Brighton can be a very interesting place. Since starting my second year of studying here, I have observed the emergence of a personal choice; either to invest fully into the ‘student experience,’ turning up to lectures with pen on your face from the night previous, or sitting in a messy living room amongst pizza boxes watching Scrubs as the ‘best years of your life’ pass by, or, invest in the copious amounts of free time. It has always been my desire most prominently to do this, and I am fortunate that I have managed to find a group of like-minded, creatively driven people.
Thus, we have an idea. Here it is. We are going to make a documentary.
In September 2009, 7 young men, all with burning aspirations and the will to learn new tricks about the world around them, moved into a age old Regency town house in the centre of Brighton to begin their second year of studies at the University of Sussex.

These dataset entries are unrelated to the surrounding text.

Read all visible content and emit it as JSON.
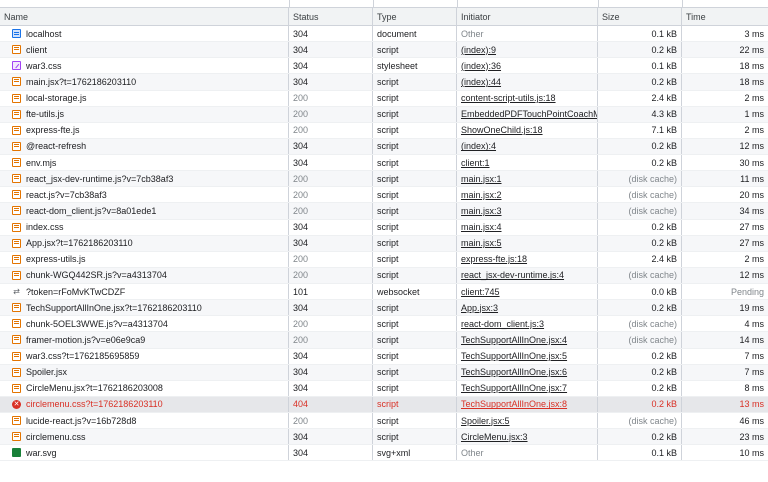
{
  "columns": {
    "name": "Name",
    "status": "Status",
    "type": "Type",
    "initiator": "Initiator",
    "size": "Size",
    "time": "Time"
  },
  "rows": [
    {
      "name": "localhost",
      "icon": "document-icon",
      "status": "304",
      "type": "document",
      "initiator": "Other",
      "size": "0.1 kB",
      "time": "3 ms"
    },
    {
      "name": "client",
      "icon": "script-icon",
      "status": "304",
      "type": "script",
      "initiator": "(index):9",
      "size": "0.2 kB",
      "time": "22 ms"
    },
    {
      "name": "war3.css",
      "icon": "stylesheet-icon",
      "status": "304",
      "type": "stylesheet",
      "initiator": "(index):36",
      "size": "0.1 kB",
      "time": "18 ms"
    },
    {
      "name": "main.jsx?t=1762186203110",
      "icon": "script-icon",
      "status": "304",
      "type": "script",
      "initiator": "(index):44",
      "size": "0.2 kB",
      "time": "18 ms"
    },
    {
      "name": "local-storage.js",
      "icon": "script-icon",
      "status": "200",
      "type": "script",
      "initiator": "content-script-utils.js:18",
      "size": "2.4 kB",
      "time": "2 ms"
    },
    {
      "name": "fte-utils.js",
      "icon": "script-icon",
      "status": "200",
      "type": "script",
      "initiator": "EmbeddedPDFTouchPointCoachM",
      "size": "4.3 kB",
      "time": "1 ms"
    },
    {
      "name": "express-fte.js",
      "icon": "script-icon",
      "status": "200",
      "type": "script",
      "initiator": "ShowOneChild.js:18",
      "size": "7.1 kB",
      "time": "2 ms"
    },
    {
      "name": "@react-refresh",
      "icon": "script-icon",
      "status": "304",
      "type": "script",
      "initiator": "(index):4",
      "size": "0.2 kB",
      "time": "12 ms"
    },
    {
      "name": "env.mjs",
      "icon": "script-icon",
      "status": "304",
      "type": "script",
      "initiator": "client:1",
      "size": "0.2 kB",
      "time": "30 ms"
    },
    {
      "name": "react_jsx-dev-runtime.js?v=7cb38af3",
      "icon": "script-icon",
      "status": "200",
      "type": "script",
      "initiator": "main.jsx:1",
      "size": "(disk cache)",
      "time": "11 ms"
    },
    {
      "name": "react.js?v=7cb38af3",
      "icon": "script-icon",
      "status": "200",
      "type": "script",
      "initiator": "main.jsx:2",
      "size": "(disk cache)",
      "time": "20 ms"
    },
    {
      "name": "react-dom_client.js?v=8a01ede1",
      "icon": "script-icon",
      "status": "200",
      "type": "script",
      "initiator": "main.jsx:3",
      "size": "(disk cache)",
      "time": "34 ms"
    },
    {
      "name": "index.css",
      "icon": "script-icon",
      "status": "304",
      "type": "script",
      "initiator": "main.jsx:4",
      "size": "0.2 kB",
      "time": "27 ms"
    },
    {
      "name": "App.jsx?t=1762186203110",
      "icon": "script-icon",
      "status": "304",
      "type": "script",
      "initiator": "main.jsx:5",
      "size": "0.2 kB",
      "time": "27 ms"
    },
    {
      "name": "express-utils.js",
      "icon": "script-icon",
      "status": "200",
      "type": "script",
      "initiator": "express-fte.js:18",
      "size": "2.4 kB",
      "time": "2 ms"
    },
    {
      "name": "chunk-WGQ442SR.js?v=a4313704",
      "icon": "script-icon",
      "status": "200",
      "type": "script",
      "initiator": "react_jsx-dev-runtime.js:4",
      "size": "(disk cache)",
      "time": "12 ms"
    },
    {
      "name": "?token=rFoMvKTwCDZF",
      "icon": "websocket-icon",
      "status": "101",
      "type": "websocket",
      "initiator": "client:745",
      "size": "0.0 kB",
      "time": "Pending"
    },
    {
      "name": "TechSupportAllInOne.jsx?t=1762186203110",
      "icon": "script-icon",
      "status": "304",
      "type": "script",
      "initiator": "App.jsx:3",
      "size": "0.2 kB",
      "time": "19 ms"
    },
    {
      "name": "chunk-5OEL3WWE.js?v=a4313704",
      "icon": "script-icon",
      "status": "200",
      "type": "script",
      "initiator": "react-dom_client.js:3",
      "size": "(disk cache)",
      "time": "4 ms"
    },
    {
      "name": "framer-motion.js?v=e06e9ca9",
      "icon": "script-icon",
      "status": "200",
      "type": "script",
      "initiator": "TechSupportAllInOne.jsx:4",
      "size": "(disk cache)",
      "time": "14 ms"
    },
    {
      "name": "war3.css?t=1762185695859",
      "icon": "script-icon",
      "status": "304",
      "type": "script",
      "initiator": "TechSupportAllInOne.jsx:5",
      "size": "0.2 kB",
      "time": "7 ms"
    },
    {
      "name": "Spoiler.jsx",
      "icon": "script-icon",
      "status": "304",
      "type": "script",
      "initiator": "TechSupportAllInOne.jsx:6",
      "size": "0.2 kB",
      "time": "7 ms"
    },
    {
      "name": "CircleMenu.jsx?t=1762186203008",
      "icon": "script-icon",
      "status": "304",
      "type": "script",
      "initiator": "TechSupportAllInOne.jsx:7",
      "size": "0.2 kB",
      "time": "8 ms"
    },
    {
      "name": "circlemenu.css?t=1762186203110",
      "icon": "error-icon",
      "status": "404",
      "type": "script",
      "initiator": "TechSupportAllInOne.jsx:8",
      "size": "0.2 kB",
      "time": "13 ms"
    },
    {
      "name": "lucide-react.js?v=16b728d8",
      "icon": "script-icon",
      "status": "200",
      "type": "script",
      "initiator": "Spoiler.jsx:5",
      "size": "(disk cache)",
      "time": "46 ms"
    },
    {
      "name": "circlemenu.css",
      "icon": "script-icon",
      "status": "304",
      "type": "script",
      "initiator": "CircleMenu.jsx:3",
      "size": "0.2 kB",
      "time": "23 ms"
    },
    {
      "name": "war.svg",
      "icon": "image-icon",
      "status": "304",
      "type": "svg+xml",
      "initiator": "Other",
      "size": "0.1 kB",
      "time": "10 ms"
    }
  ]
}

Being a student is the best possible way to observe one's every day surroundings; with a distinct lack of contact hours, a sky television subscription and bad weather all contributing to the amount of time invested in looking out of windows, and ascertaining an idea of what happens on the surrounding streets on a day to day basis. As time went on, it came to light that, when darkness falls on the quiet terraced street, a darker, seedier side to Brighton emerges. Drug dealing, prostitution and homelessness are aspects of every major city that are left largely to the imagination, however Henry Degnin, Saul Abraham, Jonathan Willington and Callum Cameron took it upon themselves to conduct an investigation into the socio-cultural make up of their quaint seaside town. What is it about Brighton that draws in such a diverse amalgamation of people?